P2Y receptors (nomenclature as agreed by the NC-IUPHAR Subcommittee on P2Y Receptors [3, 5, 189]) are activated by the endogenous ligands ATP, ADP, UTP, UDP, UDP-glucose and adenosine. The eight mammalian P2Y receptors are activated by distinct nucleotides: P2Y₁, P2Y₁₁, P2Y₁₂ and P2Y₁₃ are activated by adenosine-nucleotides; P2Y₂, P2Y₄ can be activated by both adenosine and uridine nucleotides, with some species-specific differences; P2Y₆ is mainly activated by UDP; P2Y₁₄ is preferentially activated by sugar-uracil nucleotides. The missing numbers in the receptor nomenclature refer either to non-mammalian orthologs or receptors having some sequence homology to P2Y receptors but for which there is no functional evidence of responsiveness to nucleotides [380]. Based on their G protein coupling P2Y receptors can be divided into two subfamilies: P2Y₁, P2Y₂, P2Y₄, P2Y₆ and P2Y₁₁ receptors couple via Gq proteins to stimulate phospholipase C followed by increases in inositol phosphates and mobilization of Ca²⁺ from intracellular stores.
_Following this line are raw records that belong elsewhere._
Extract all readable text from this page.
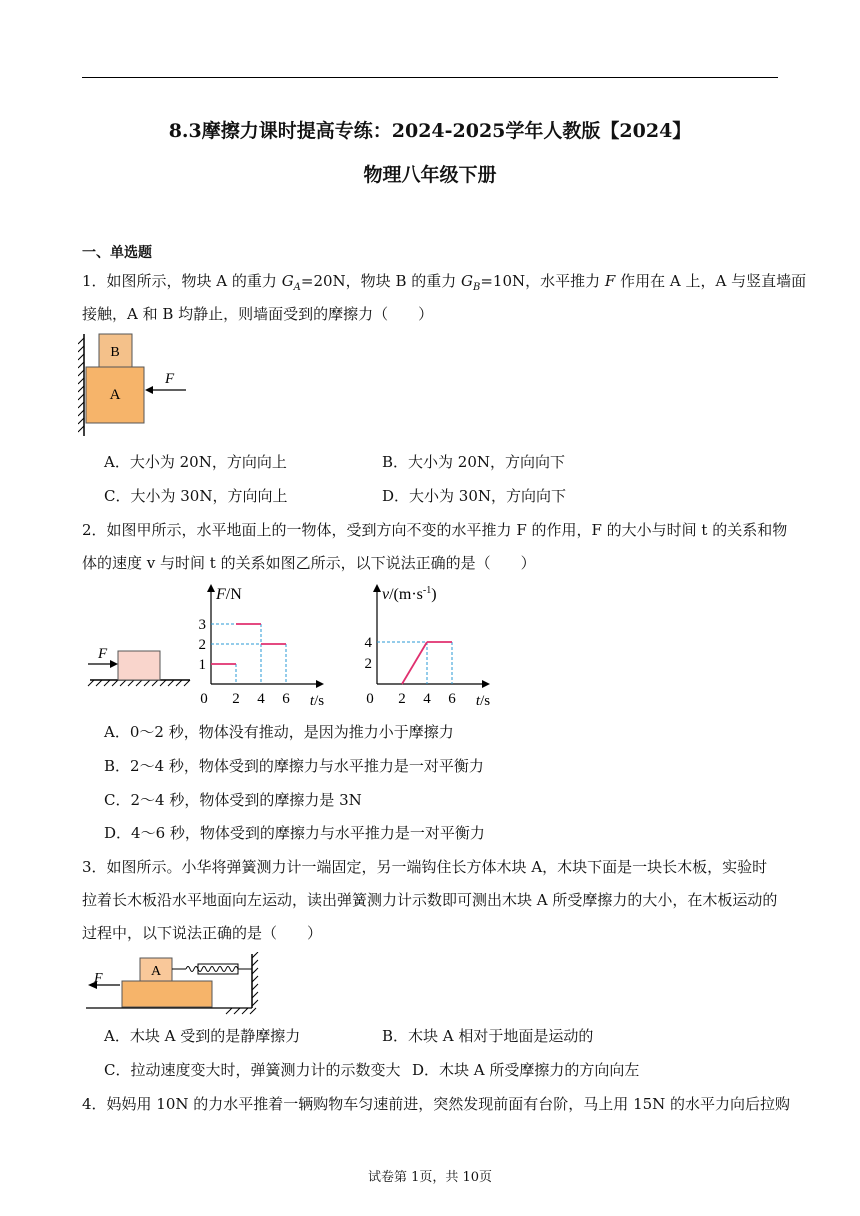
8.3摩擦力课时提高专练：2024-2025学年人教版【2024】
物理八年级下册
一、单选题
1．如图所示，物块 A 的重力 $G_A=20N$，物块 B 的重力 $G_B=10N$，水平推力 F 作用在 A 上，A 与竖直墙面
接触，A 和 B 均静止，则墙面受到的摩擦力（　　）
B
A
F
A．大小为 20N，方向向上	B．大小为 20N，方向向下
C．大小为 30N，方向向上	D．大小为 30N，方向向下
2．如图甲所示，水平地面上的一物体，受到方向不变的水平推力 F 的作用，F 的大小与时间 t 的关系和物
体的速度 v 与时间 t 的关系如图乙所示，以下说法正确的是（　　）
F
F/N
3
2
1
0 2 4 6 t/s
$v/(m\cdot s^{-1})$
4
2
0 2 4 6 t/s
A．0～2 秒，物体没有推动，是因为推力小于摩擦力
B．2～4 秒，物体受到的摩擦力与水平推力是一对平衡力
C．2～4 秒，物体受到的摩擦力是 3N
D．4～6 秒，物体受到的摩擦力与水平推力是一对平衡力
3．如图所示。小华将弹簧测力计一端固定，另一端钩住长方体木块 A，木块下面是一块长木板，实验时
拉着长木板沿水平地面向左运动，读出弹簧测力计示数即可测出木块 A 所受摩擦力的大小，在木板运动的
过程中，以下说法正确的是（　　）
A
F
A．木块 A 受到的是静摩擦力	B．木块 A 相对于地面是运动的
C．拉动速度变大时，弹簧测力计的示数变大 D．木块 A 所受摩擦力的方向向左
4．妈妈用 10N 的力水平推着一辆购物车匀速前进，突然发现前面有台阶，马上用 15N 的水平力向后拉购
试卷第 1页，共 10页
P2Y₁₁ receptors couple in addition to Gs proteins followed by increased adenylate cyclase activity. In contrast, P2Y₁₂, P2Y₁₃, and P2Y₁₄ receptors signal primarily through activation of Gi proteins and inhibition of adenylate cyclase activity or control of ion channel activity [380]. Clinically used drugs acting on these receptors include the dinucleoside polyphosphate diquafosol, agonist of the P2Y₂ receptor subtype, approved in Japan and South Korea for the management of dry eye disease [238], and the P2Y₁₂ receptor antagonists prasugrel, ticagrelor and cangrelor, all approved as antiplatelet drugs [52, 320].